One of the most resorted techniques for cartographic generalization is that of collapse, the operation by which a geometric feature is transformed into another lower-dimensional geometry. Issues in this respect are:

- Solving the location of the lower-dimensional geometry for each feature.

- Approximating the set of alternative spatial configurations that may be defined by the derived patterns as a consequence of the the spatial extent of the higher-dimensional geometries, since alternative locations for the lower-dimensional features will hence result in different spatial patterns.

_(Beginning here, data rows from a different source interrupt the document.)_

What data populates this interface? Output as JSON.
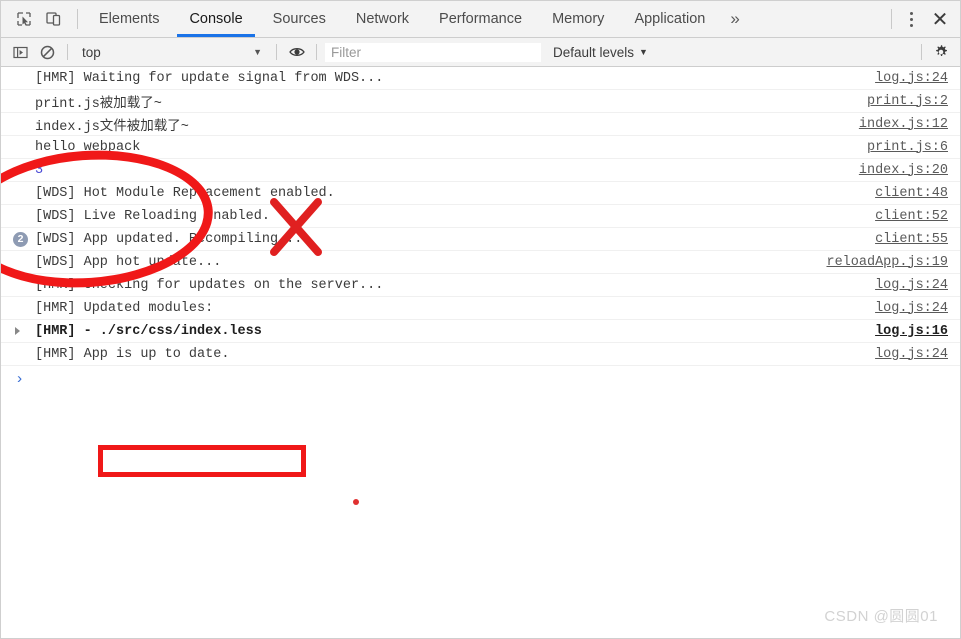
{
  "toolbar": {
    "inspect_icon": "inspect-cursor-icon",
    "device_icon": "device-toolbar-icon",
    "tabs": [
      {
        "label": "Elements",
        "active": false
      },
      {
        "label": "Console",
        "active": true
      },
      {
        "label": "Sources",
        "active": false
      },
      {
        "label": "Network",
        "active": false
      },
      {
        "label": "Performance",
        "active": false
      },
      {
        "label": "Memory",
        "active": false
      },
      {
        "label": "Application",
        "active": false
      }
    ],
    "more_tabs_label": "»",
    "menu_icon": "kebab-menu-icon",
    "close_label": "✕",
    "accent_color": "#1a73e8"
  },
  "filterbar": {
    "sidebar_toggle_icon": "console-sidebar-icon",
    "clear_icon": "clear-console-icon",
    "context": "top",
    "context_caret": "▼",
    "eye_icon": "live-expression-icon",
    "filter_placeholder": "Filter",
    "filter_value": "",
    "levels_label": "Default levels",
    "levels_caret": "▼",
    "settings_icon": "gear-icon"
  },
  "console": {
    "rows": [
      {
        "badge": "",
        "triangle": false,
        "message": "[HMR] Waiting for update signal from WDS...",
        "style": "normal",
        "source": "log.js:24",
        "source_bold": false
      },
      {
        "badge": "",
        "triangle": false,
        "message": "print.js被加载了~",
        "style": "normal",
        "source": "print.js:2",
        "source_bold": false
      },
      {
        "badge": "",
        "triangle": false,
        "message": "index.js文件被加载了~",
        "style": "normal",
        "source": "index.js:12",
        "source_bold": false
      },
      {
        "badge": "",
        "triangle": false,
        "message": "hello webpack",
        "style": "normal",
        "source": "print.js:6",
        "source_bold": false
      },
      {
        "badge": "",
        "triangle": false,
        "message": "3",
        "style": "number",
        "source": "index.js:20",
        "source_bold": false
      },
      {
        "badge": "",
        "triangle": false,
        "message": "[WDS] Hot Module Replacement enabled.",
        "style": "normal",
        "source": "client:48",
        "source_bold": false
      },
      {
        "badge": "",
        "triangle": false,
        "message": "[WDS] Live Reloading enabled.",
        "style": "normal",
        "source": "client:52",
        "source_bold": false
      },
      {
        "badge": "2",
        "triangle": false,
        "message": "[WDS] App updated. Recompiling...",
        "style": "normal",
        "source": "client:55",
        "source_bold": false
      },
      {
        "badge": "",
        "triangle": false,
        "message": "[WDS] App hot update...",
        "style": "normal",
        "source": "reloadApp.js:19",
        "source_bold": false
      },
      {
        "badge": "",
        "triangle": false,
        "message": "[HMR] Checking for updates on the server...",
        "style": "normal",
        "source": "log.js:24",
        "source_bold": false
      },
      {
        "badge": "",
        "triangle": false,
        "message": "[HMR] Updated modules:",
        "style": "normal",
        "source": "log.js:24",
        "source_bold": false
      },
      {
        "badge": "",
        "triangle": true,
        "message": "[HMR]    - ./src/css/index.less",
        "style": "bold",
        "source": "log.js:16",
        "source_bold": true
      },
      {
        "badge": "",
        "triangle": false,
        "message": "[HMR] App is up to date.",
        "style": "normal",
        "source": "log.js:24",
        "source_bold": false
      }
    ],
    "prompt_symbol": "›"
  },
  "annotations": {
    "circle_color": "#f01818",
    "x_color": "#e02020",
    "rect_color": "#f01818",
    "dot_color": "#e03030"
  },
  "watermark": "CSDN @圆圆01"
}
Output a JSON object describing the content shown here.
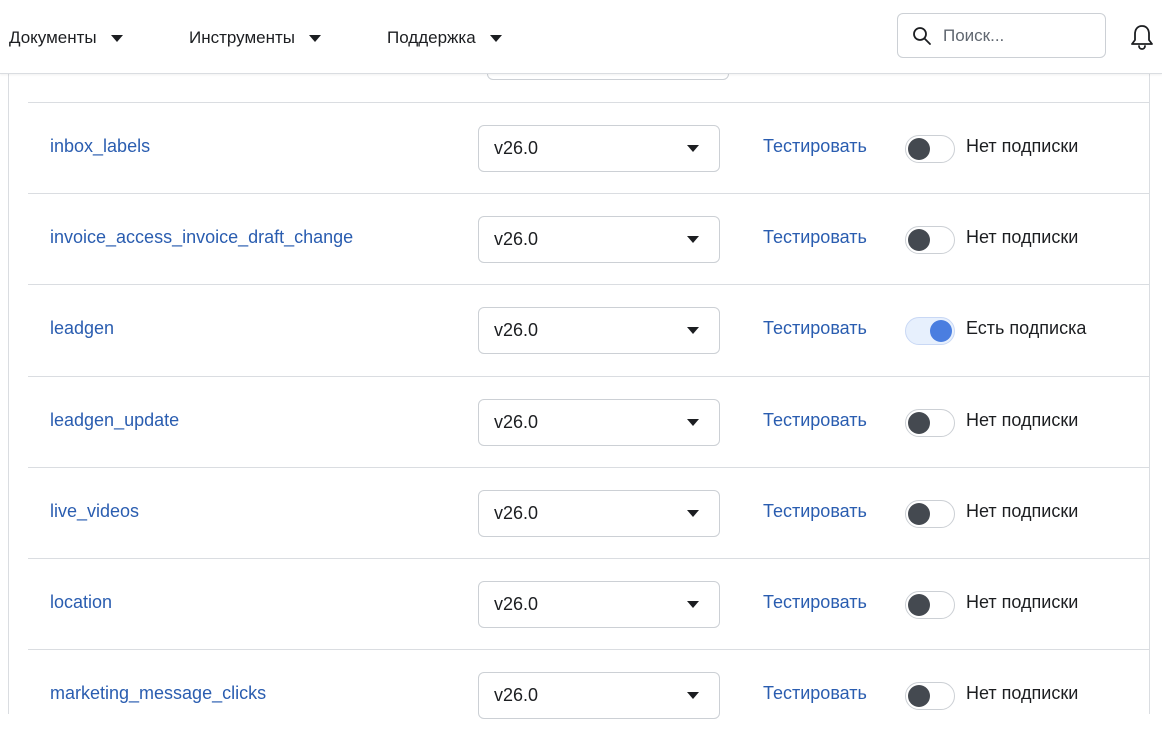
{
  "nav": {
    "documents": "Документы",
    "tools": "Инструменты",
    "support": "Поддержка"
  },
  "search": {
    "placeholder": "Поиск..."
  },
  "colors": {
    "link": "#2a5db0",
    "toggle_on": "#4a7ee0",
    "toggle_off_knob": "#444950"
  },
  "rows": [
    {
      "name": "inbox_labels",
      "version": "v26.0",
      "test_label": "Тестировать",
      "subscribed": false,
      "status": "Нет подписки"
    },
    {
      "name": "invoice_access_invoice_draft_change",
      "version": "v26.0",
      "test_label": "Тестировать",
      "subscribed": false,
      "status": "Нет подписки"
    },
    {
      "name": "leadgen",
      "version": "v26.0",
      "test_label": "Тестировать",
      "subscribed": true,
      "status": "Есть подписка"
    },
    {
      "name": "leadgen_update",
      "version": "v26.0",
      "test_label": "Тестировать",
      "subscribed": false,
      "status": "Нет подписки"
    },
    {
      "name": "live_videos",
      "version": "v26.0",
      "test_label": "Тестировать",
      "subscribed": false,
      "status": "Нет подписки"
    },
    {
      "name": "location",
      "version": "v26.0",
      "test_label": "Тестировать",
      "subscribed": false,
      "status": "Нет подписки"
    },
    {
      "name": "marketing_message_clicks",
      "version": "v26.0",
      "test_label": "Тестировать",
      "subscribed": false,
      "status": "Нет подписки"
    }
  ]
}
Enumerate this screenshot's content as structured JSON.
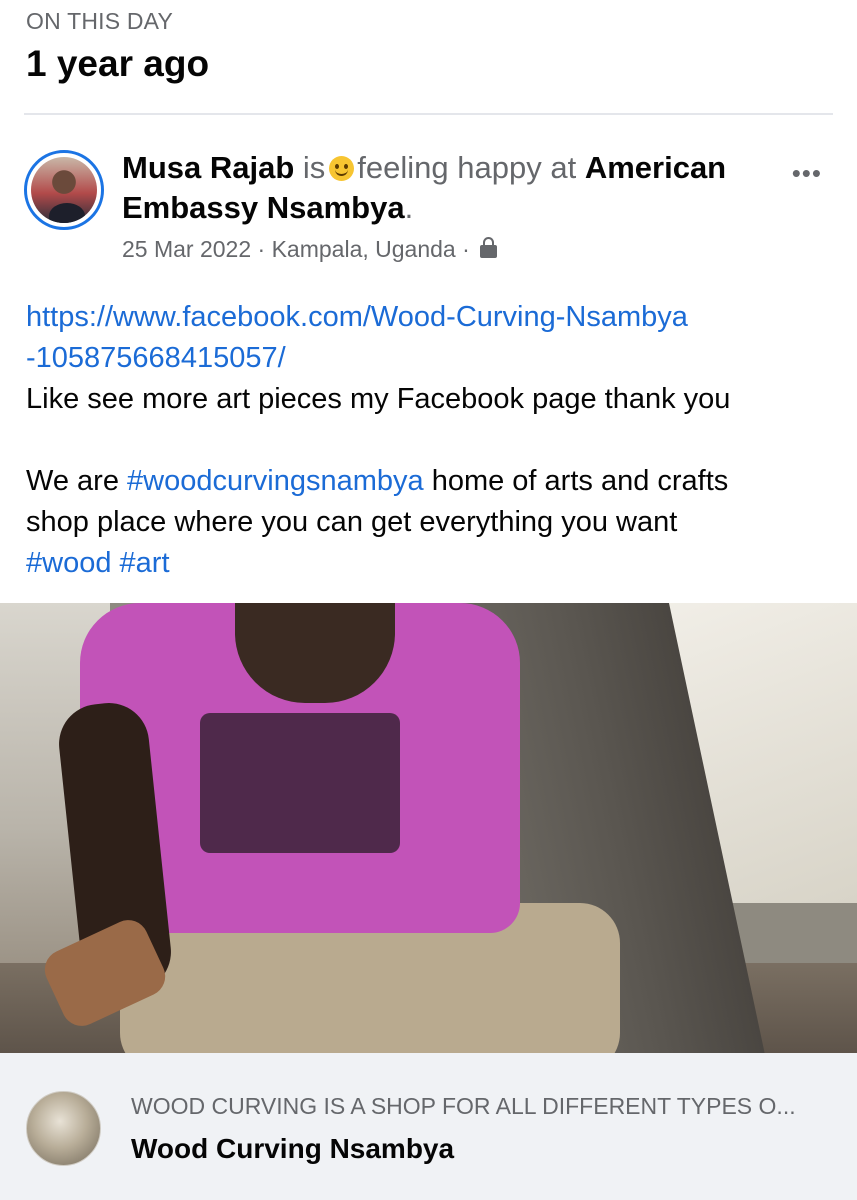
{
  "memory": {
    "label": "ON THIS DAY",
    "time_ago": "1 year ago"
  },
  "post": {
    "author": "Musa Rajab",
    "is_word": "is",
    "feeling_icon": "smiley-emoji",
    "feeling_text": "feeling happy at",
    "place_line1": "American",
    "place_line2": "Embassy Nsambya",
    "period": ".",
    "date": "25 Mar 2022",
    "sep": "·",
    "location": "Kampala, Uganda",
    "privacy_icon": "lock-icon",
    "more_icon": "•••",
    "link_line1": "https://www.facebook.com/Wood-Curving-Nsambya",
    "link_line2": "-105875668415057/",
    "line_like": "Like see more art pieces my Facebook page thank you",
    "we_are": "We are",
    "hashtag_main": "#woodcurvingsnambya",
    "line_home": "home of arts and crafts",
    "line_shop": "shop place where you can get everything you want",
    "hashtag_wood": "#wood",
    "hashtag_art": "#art",
    "photo_description": ""
  },
  "shared_link": {
    "description": "WOOD CURVING IS A SHOP FOR ALL DIFFERENT TYPES O...",
    "title": "Wood Curving Nsambya"
  },
  "colors": {
    "link": "#1b6bd6",
    "secondary_text": "#65676b",
    "avatar_ring": "#1b74e4",
    "card_bg": "#f0f2f5"
  }
}
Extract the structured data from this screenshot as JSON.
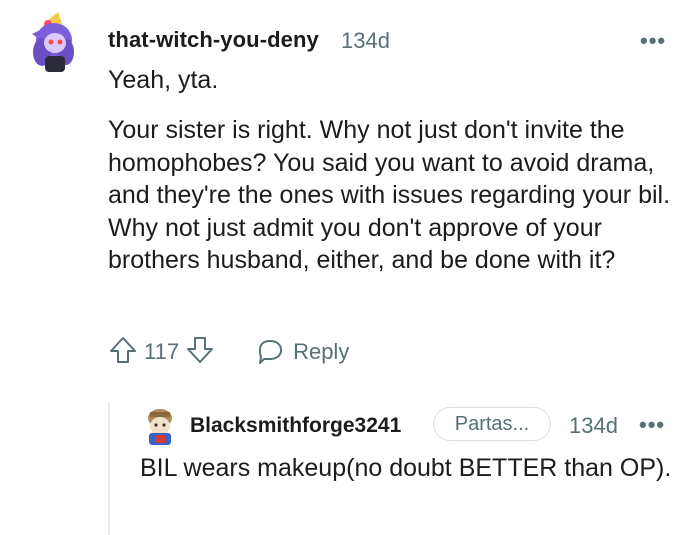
{
  "comment": {
    "username": "that-witch-you-deny",
    "age": "134d",
    "more": "•••",
    "paragraphs": [
      "Yeah, yta.",
      "Your sister is right. Why not just don't invite the homophobes? You said you want to avoid drama, and they're the ones with issues regarding your bil. Why not just admit you don't approve of your brothers husband, either, and be done with it?"
    ],
    "votes": "117",
    "reply_label": "Reply"
  },
  "reply": {
    "username": "Blacksmithforge3241",
    "flair": "Partas...",
    "age": "134d",
    "more": "•••",
    "text": "BIL wears makeup(no doubt BETTER than OP)."
  },
  "colors": {
    "text": "#1c1c1c",
    "meta": "#576f76",
    "thread_line": "#e5ebee",
    "avatar_purple": "#7b5fd6"
  },
  "icons": [
    "avatar-witch",
    "more-icon",
    "upvote-icon",
    "downvote-icon",
    "reply-icon",
    "avatar-blacksmith"
  ]
}
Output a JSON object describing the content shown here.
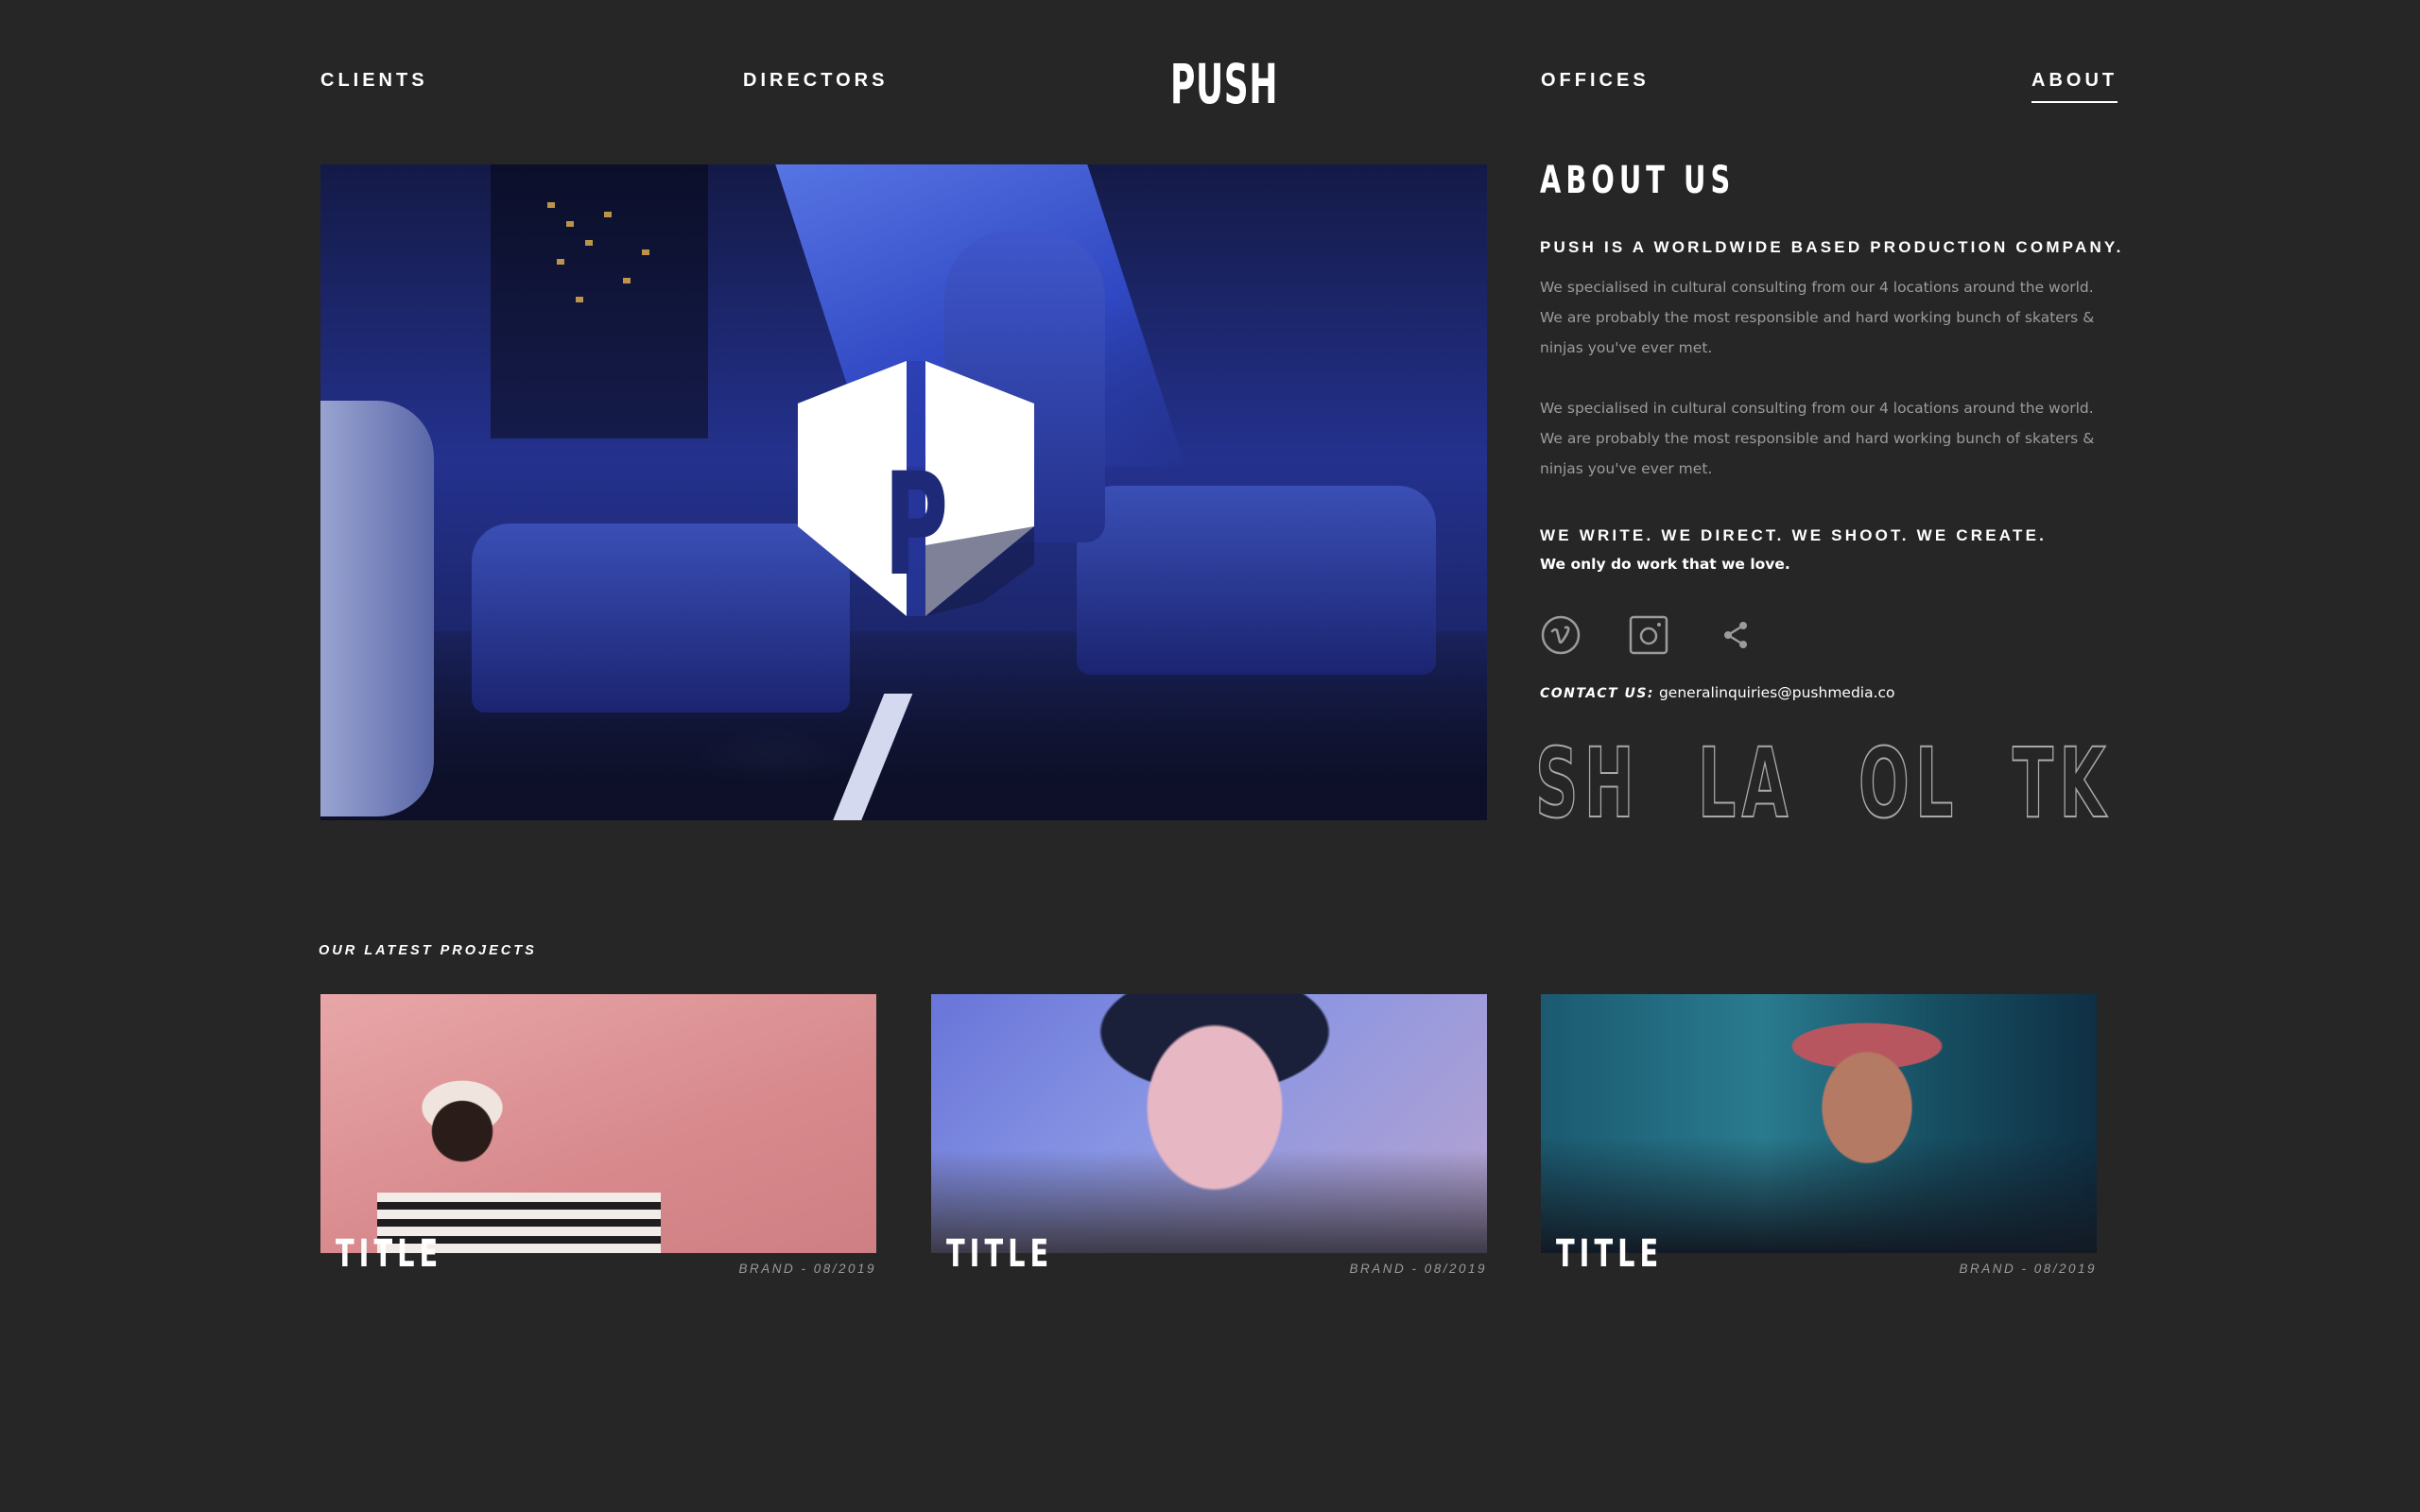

From the analytical viewpoint, the effect of this variability on the signal of a measure that uses the spatial structure of the lower-dimensional primitive depends on the size of the window of analysis and on the size and shape of the higher-dimensional geometries, as the interrelation between both conditions makes the extent of the positional uncertainty be resized with respect to the extent of the window of analysis.

Such a cartographic problem is typical in landscape studies involving area features. In our study case disconnected scatters of lithic artefacts recorded on the terrain surface are modelled as polygon objects and these in turn collapsed into point objects located at the mean centres of the polygons. To assess the degree of positional uncertainty of the data set caused by the collapse operation, under the spatial domain of the specified window of analysis *W*, two exploratory techniques are applied:

The first uses the length of the links that connect all possible pairs of points in a point realization. For each alternative point configuration of collapsed polygons *a_i, a_j,...* , the list of interpoint distances* t_xy* is measured for every pair of points *{x,y}*. Then for each pair *{a_i,a_j} *the absolute difference between each* t_xy(a_i) *in *a_i* and its equivalent* t_xy(a_j)* in *a_j *is computed. The resultant differences are next standardized by dividing them by the square root of *W *(in order that the standardization result from measures with the same dimensions). The frequency distribution of the ratio signals for each* {a_i,a_j}* can finally be summarized. In this respect the median and extreme quantiles provide robust measures of the interpoint distance discrepancy signals.

The second involves the transformation of the point pattern into a scalar model and the use of measures of association. Now, for each *a_i, a_j,…* , the density surface of each *a*, say *alpha*, is estimated and structured in a grid dataset. Next, for each pair *{alpha_i,alpha_j} *the bivariate association of the scalar values at colocalized grid cells is estimated. In this regard the following techniques have been applied:

- Bivariate plotting of colocalized cells. Individual plots can be accumulated in order to jointly explore the dispersion of the density patterns in the sample of alternative point realizations.

- The Spearman's rank correlation coefficient, as its improves robustness against bias generated by non-Gaussian density distributions. Evaluation of significance should take account of autocorrelation processes and be associated to specific support sizes (due to the sample size variability introduced by the modifiable blocking of the grid).